In our experience, the difference between someone who has never made a cryptocurrency transaction and someone who has made at least one is considerable. The person who made a transaction, no matter how small, has learned the process, can follow a crypto discussion in the know, and most importantly, is much more prepared for when an opportunity arises. Also, many who invest in crypto, educate themselves as they use crypto platforms, learn the process, learn about investing, and start investing in other types of investment assets as well. We can say that access to crypto helps access to investments in general.

But crypto is not just about speculative investments. With the significant increase in adoption and projects in recent years, the number of jobs available in this field has also increased. Due to its technological nature, these jobs are generally related to the fields of IT, software development and cyber security, but there are also opportunities in marketing, management, legal, accounting and other related fields. Specialists in the crypto area are not only in high demand, but also very well paid. Also, in the state institutions – the National Bank, the National Office for the Prevention and Combating of Money Laundering, the Police and others, departments related to crypto appear where people who have a minimum of information related to this field are promoted.

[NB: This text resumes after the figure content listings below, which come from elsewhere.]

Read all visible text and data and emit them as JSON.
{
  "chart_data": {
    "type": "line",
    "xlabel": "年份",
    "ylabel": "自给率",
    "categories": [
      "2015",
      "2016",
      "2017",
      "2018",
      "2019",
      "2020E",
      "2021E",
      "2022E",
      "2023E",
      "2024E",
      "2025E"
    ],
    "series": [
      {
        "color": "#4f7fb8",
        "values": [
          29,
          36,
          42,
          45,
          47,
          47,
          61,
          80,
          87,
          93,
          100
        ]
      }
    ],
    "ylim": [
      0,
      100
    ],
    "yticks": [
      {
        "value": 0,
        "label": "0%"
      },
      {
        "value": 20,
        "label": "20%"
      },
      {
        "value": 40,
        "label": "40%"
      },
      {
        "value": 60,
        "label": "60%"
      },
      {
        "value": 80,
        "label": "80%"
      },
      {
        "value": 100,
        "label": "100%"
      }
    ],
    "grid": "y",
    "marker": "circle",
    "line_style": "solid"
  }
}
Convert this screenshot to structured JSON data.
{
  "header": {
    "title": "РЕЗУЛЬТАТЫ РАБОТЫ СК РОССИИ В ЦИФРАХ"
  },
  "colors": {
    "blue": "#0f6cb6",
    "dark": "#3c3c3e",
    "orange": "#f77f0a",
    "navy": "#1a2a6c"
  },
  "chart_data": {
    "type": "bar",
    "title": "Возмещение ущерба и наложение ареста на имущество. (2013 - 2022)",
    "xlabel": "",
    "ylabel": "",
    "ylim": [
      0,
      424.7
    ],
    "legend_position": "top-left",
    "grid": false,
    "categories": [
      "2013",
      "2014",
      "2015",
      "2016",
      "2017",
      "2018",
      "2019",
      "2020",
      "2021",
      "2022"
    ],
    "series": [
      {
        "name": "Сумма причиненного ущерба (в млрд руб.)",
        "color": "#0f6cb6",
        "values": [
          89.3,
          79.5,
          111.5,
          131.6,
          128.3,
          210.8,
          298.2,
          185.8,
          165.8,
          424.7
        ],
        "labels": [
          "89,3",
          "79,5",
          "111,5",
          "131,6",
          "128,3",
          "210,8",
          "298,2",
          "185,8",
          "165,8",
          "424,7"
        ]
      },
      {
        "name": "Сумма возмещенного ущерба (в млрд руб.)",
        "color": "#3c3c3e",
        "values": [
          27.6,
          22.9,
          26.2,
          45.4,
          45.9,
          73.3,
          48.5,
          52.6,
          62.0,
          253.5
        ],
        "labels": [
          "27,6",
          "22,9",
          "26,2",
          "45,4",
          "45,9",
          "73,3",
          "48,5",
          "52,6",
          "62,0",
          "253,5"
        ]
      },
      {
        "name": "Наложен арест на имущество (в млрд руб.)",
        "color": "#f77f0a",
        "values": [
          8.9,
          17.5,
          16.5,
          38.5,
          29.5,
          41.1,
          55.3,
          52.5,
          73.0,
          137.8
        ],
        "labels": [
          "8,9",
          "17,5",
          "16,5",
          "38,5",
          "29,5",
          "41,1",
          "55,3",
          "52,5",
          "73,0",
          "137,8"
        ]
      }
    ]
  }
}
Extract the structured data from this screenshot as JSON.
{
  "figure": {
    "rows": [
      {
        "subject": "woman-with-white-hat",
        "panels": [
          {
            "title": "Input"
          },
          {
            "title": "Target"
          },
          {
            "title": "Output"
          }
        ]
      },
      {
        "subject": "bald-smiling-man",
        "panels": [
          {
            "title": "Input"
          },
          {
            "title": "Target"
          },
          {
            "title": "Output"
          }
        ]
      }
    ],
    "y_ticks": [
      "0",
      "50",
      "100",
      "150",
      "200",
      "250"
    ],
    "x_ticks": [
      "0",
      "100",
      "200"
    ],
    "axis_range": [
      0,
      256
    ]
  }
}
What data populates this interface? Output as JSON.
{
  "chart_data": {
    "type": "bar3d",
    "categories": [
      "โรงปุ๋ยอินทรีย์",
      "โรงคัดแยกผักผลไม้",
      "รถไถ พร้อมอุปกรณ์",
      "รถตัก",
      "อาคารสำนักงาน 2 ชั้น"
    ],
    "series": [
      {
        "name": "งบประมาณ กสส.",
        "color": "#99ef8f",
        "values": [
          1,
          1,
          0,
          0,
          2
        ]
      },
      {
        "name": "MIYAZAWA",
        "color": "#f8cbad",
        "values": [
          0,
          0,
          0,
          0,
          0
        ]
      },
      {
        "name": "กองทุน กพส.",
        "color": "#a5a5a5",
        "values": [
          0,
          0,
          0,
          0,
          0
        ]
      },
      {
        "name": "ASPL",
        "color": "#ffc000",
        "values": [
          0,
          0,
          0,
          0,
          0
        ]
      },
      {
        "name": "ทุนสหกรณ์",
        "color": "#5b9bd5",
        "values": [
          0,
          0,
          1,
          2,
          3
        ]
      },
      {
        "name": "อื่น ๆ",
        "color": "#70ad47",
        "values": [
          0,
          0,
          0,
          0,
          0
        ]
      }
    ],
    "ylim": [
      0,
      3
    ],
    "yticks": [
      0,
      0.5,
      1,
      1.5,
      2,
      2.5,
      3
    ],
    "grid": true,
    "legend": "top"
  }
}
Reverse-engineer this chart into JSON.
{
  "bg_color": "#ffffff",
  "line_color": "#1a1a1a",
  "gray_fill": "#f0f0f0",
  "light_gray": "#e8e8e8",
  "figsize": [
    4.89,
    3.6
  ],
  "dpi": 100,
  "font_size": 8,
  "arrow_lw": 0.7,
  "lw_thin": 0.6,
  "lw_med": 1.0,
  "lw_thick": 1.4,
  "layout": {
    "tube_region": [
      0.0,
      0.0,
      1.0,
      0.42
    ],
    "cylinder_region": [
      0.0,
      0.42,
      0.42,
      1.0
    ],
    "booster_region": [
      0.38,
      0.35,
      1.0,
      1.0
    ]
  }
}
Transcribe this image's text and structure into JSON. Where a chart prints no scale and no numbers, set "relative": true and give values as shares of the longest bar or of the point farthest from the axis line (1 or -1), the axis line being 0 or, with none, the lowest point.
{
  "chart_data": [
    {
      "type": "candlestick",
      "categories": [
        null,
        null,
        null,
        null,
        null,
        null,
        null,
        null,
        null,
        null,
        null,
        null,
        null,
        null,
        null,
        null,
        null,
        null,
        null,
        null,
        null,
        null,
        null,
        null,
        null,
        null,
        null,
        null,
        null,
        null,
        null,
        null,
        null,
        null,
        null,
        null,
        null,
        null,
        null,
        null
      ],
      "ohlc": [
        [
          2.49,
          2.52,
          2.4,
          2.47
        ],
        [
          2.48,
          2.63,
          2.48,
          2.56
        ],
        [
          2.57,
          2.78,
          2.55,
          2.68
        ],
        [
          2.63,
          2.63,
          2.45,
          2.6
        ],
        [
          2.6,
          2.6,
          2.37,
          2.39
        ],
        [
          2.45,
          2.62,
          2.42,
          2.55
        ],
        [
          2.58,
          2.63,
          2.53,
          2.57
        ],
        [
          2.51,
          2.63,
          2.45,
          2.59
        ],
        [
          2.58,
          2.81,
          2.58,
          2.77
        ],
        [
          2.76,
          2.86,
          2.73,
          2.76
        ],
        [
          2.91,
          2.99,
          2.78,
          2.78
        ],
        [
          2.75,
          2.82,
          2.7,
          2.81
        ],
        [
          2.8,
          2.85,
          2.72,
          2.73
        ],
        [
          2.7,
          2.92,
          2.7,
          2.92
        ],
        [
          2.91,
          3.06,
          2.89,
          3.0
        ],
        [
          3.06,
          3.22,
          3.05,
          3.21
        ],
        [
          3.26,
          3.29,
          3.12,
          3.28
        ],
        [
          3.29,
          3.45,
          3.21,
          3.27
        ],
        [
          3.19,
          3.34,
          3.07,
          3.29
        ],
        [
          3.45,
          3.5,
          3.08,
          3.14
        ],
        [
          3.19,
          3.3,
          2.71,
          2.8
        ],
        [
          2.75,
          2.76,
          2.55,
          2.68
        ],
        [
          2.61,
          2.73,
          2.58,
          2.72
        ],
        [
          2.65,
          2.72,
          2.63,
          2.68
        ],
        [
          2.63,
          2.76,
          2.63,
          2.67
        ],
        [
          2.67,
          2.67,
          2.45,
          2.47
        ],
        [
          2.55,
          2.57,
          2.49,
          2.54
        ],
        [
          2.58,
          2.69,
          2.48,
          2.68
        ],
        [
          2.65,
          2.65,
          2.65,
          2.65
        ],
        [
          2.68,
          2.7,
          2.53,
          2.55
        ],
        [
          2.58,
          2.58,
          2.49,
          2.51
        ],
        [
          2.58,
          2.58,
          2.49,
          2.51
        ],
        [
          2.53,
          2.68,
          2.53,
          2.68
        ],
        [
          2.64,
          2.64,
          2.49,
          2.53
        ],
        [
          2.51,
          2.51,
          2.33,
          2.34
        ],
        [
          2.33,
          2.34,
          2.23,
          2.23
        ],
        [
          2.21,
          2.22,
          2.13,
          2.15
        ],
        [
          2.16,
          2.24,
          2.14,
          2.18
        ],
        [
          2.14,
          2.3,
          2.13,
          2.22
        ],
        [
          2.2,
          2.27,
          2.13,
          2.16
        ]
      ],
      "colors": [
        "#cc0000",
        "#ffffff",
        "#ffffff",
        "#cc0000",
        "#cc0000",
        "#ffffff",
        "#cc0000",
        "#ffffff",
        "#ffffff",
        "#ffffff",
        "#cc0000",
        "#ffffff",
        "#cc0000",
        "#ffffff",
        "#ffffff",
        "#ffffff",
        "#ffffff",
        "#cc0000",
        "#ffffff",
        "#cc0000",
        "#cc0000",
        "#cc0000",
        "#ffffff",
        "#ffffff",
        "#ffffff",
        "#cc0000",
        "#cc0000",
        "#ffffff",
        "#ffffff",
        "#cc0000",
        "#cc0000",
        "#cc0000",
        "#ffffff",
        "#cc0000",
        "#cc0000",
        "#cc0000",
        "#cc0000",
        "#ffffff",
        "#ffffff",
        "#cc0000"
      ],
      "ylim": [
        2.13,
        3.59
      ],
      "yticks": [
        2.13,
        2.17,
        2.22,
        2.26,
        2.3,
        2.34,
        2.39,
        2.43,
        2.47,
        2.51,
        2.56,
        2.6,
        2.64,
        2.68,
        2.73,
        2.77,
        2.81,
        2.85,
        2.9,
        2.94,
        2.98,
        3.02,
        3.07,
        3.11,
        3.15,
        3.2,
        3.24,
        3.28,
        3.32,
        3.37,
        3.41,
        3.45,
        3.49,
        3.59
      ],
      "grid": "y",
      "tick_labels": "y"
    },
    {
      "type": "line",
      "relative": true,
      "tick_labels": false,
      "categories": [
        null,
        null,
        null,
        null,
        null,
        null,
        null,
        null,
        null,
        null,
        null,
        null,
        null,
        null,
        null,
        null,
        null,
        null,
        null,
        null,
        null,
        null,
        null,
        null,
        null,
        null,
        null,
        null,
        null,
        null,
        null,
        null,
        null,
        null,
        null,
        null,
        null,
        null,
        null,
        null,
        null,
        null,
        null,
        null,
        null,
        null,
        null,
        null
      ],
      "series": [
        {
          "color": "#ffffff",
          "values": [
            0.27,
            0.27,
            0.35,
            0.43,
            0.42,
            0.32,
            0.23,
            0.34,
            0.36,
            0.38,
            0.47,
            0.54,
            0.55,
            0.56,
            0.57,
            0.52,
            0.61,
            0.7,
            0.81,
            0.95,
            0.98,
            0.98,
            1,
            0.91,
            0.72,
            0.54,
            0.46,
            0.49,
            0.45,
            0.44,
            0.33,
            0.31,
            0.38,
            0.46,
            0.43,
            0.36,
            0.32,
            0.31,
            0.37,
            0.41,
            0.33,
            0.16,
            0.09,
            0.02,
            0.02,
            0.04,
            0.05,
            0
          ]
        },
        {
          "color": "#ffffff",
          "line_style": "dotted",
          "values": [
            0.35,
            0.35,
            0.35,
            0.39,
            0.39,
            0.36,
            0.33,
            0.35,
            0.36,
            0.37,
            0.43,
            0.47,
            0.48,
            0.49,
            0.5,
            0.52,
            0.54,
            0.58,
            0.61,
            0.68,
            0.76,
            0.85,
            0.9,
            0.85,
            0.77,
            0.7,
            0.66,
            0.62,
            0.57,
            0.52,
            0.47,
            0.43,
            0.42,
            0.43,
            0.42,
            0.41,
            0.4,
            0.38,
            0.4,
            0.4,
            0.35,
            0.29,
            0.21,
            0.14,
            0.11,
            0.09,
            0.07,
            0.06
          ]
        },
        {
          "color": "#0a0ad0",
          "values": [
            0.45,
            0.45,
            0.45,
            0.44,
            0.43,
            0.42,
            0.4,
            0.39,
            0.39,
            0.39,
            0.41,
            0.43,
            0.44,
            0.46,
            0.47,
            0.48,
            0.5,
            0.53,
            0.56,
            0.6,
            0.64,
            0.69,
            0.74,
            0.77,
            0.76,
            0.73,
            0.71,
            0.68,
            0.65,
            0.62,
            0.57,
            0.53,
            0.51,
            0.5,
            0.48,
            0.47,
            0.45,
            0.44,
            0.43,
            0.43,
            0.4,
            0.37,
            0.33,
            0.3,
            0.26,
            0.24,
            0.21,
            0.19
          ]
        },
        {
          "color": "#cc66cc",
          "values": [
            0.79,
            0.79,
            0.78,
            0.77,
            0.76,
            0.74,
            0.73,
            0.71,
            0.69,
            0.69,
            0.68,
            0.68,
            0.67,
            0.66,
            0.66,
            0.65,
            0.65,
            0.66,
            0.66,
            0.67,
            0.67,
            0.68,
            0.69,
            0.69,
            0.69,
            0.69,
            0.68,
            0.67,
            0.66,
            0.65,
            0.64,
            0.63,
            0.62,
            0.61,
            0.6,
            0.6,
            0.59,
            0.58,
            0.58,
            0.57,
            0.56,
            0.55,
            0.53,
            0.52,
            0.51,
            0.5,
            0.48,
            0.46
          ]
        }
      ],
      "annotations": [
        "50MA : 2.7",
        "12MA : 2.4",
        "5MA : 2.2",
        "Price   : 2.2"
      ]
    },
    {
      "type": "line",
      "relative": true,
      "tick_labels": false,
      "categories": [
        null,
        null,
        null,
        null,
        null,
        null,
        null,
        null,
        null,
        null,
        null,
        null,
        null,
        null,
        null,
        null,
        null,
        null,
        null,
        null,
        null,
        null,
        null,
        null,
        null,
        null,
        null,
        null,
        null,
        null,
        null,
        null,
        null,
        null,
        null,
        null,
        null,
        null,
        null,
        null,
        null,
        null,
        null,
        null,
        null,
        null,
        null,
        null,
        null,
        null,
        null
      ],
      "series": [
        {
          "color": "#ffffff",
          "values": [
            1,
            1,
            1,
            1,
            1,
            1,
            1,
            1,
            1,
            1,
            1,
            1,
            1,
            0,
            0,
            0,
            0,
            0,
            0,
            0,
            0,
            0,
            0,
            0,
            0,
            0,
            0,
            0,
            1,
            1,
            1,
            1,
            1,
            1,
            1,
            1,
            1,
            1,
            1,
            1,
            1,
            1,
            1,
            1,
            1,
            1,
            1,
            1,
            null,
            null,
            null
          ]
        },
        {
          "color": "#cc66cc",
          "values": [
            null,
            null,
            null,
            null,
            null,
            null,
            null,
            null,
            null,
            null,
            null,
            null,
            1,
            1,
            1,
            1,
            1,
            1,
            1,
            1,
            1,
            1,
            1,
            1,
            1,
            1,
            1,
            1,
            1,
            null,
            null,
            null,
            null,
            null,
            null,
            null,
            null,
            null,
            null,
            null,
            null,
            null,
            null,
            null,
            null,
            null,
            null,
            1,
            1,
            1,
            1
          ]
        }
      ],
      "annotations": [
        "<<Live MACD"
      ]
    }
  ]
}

And because we’ve entered the realm of regulation, a big fear of critics is that cryptocurrencies can be used in drug trafficking, terrorist financing and other crimes. Here, the simplest argument we can offer is that these activities unfortunately existed until 2008 when Bitcoin appeared, so we cannot see a direct causal link. It is well known that the most anonymous means of financing illicit activities is fiat currency in cash form.

Exchanges are also subject to applicable anti-money laundering laws so KYC (Know Your Customer) technologies are implemented and source and proof of funds are requested like bank transactions.

In conclusion, after this plea, I have the following request: if any great Romanian or foreign financial analyst still screams loudly against crypto, comment with a link from this article.

Some of them I admire and respect until they start discussing crypto where the logic unfortunately starts to disappear. And yes, I can accept that I’m ignorant but I have a hard time believing that Elon Musk or Michael Saylor don’t know what they’re doing.

As a market capitalization, today cryptocurrencies have a total of about 1.1 trillion dollars. By comparison, McDonalds has 206 billion and gold has 12 trillion, so we can conclude that the cryptocurrency market is large enough to be considered but small enough to have very high growth potential. As we say here, “we’re still early”!

“The question I leave you with today is: what do you want to be? Actor or spectator? Gambler or investor? I have good news – the choice is 100% yours, so choose SMART!”